Clone the repository​
Open Terminal, and clone the ScalarDB samples repository:
git clone https://github.com/scalar-labs/scalardb-samples
cd scalardb-samples/scalardb-analytics-sample
Configure your license​
To add your ScalarDB Analytics license, open config/scalardb-analytics-server.properties. Then, uncomment and update the license configuration lines, replacing <YOUR_LICENSE_KEY> and <YOUR_LICENSE_CERT_PEM> with your actual license information:
# License configuration (required for production)
scalar.db.analytics.server.licensing.license_key=<YOUR_LICENSE_KEY>
scalar.db.analytics.server.licensing.license_check_cert_pem=<YOUR_LICENSE_CERT_PEM>
Step 2: Set up the sample databases​
To set up the sample databases, run the following command:
docker compose up -d --wait
This command starts the following services locally:
- ScalarDB Analytics components:
- ScalarDB Analytics server: Manages metadata about all data sources and provides a unified interface for querying.
- Sample databases:
- PostgreSQL: Used as a non-ScalarDB-managed database (accessed directly)
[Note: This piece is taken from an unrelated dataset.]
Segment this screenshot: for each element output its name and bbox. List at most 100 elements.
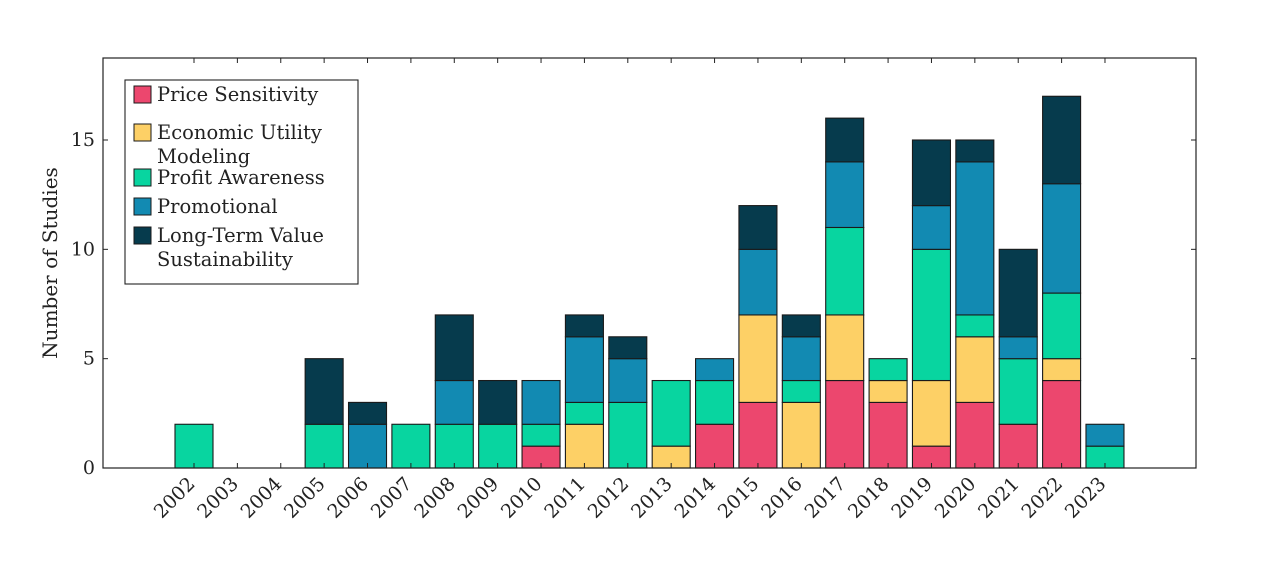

- Cassandra and MySQL: Used as ScalarDB-managed databases (accessed through ScalarDB's transaction layer)
In this guide, PostgreSQL is referred to as a non-ScalarDB-managed database, which is not managed by ScalarDB transactions, while Cassandra and MySQL are referred to as ScalarDB-managed databases, which are managed by ScalarDB transactions.
The sample data is automatically loaded into all databases during the initial setup. After completing the setup, the following tables should be available:
- In PostgreSQL:
sample_ns.customer
- In ScalarDB (backed by Cassandra):
cassandrans.lineitem
- In ScalarDB (backed by MySQL):
mysqlns.orders
According to the above, within ScalarDB, cassandrans and mysqlns are mapped to Cassandra and MySQL, respectively.
For details about the table schema, including column definitions and data types, refer to Schema details. Ensure that the sample data has been successfully loaded into these tables.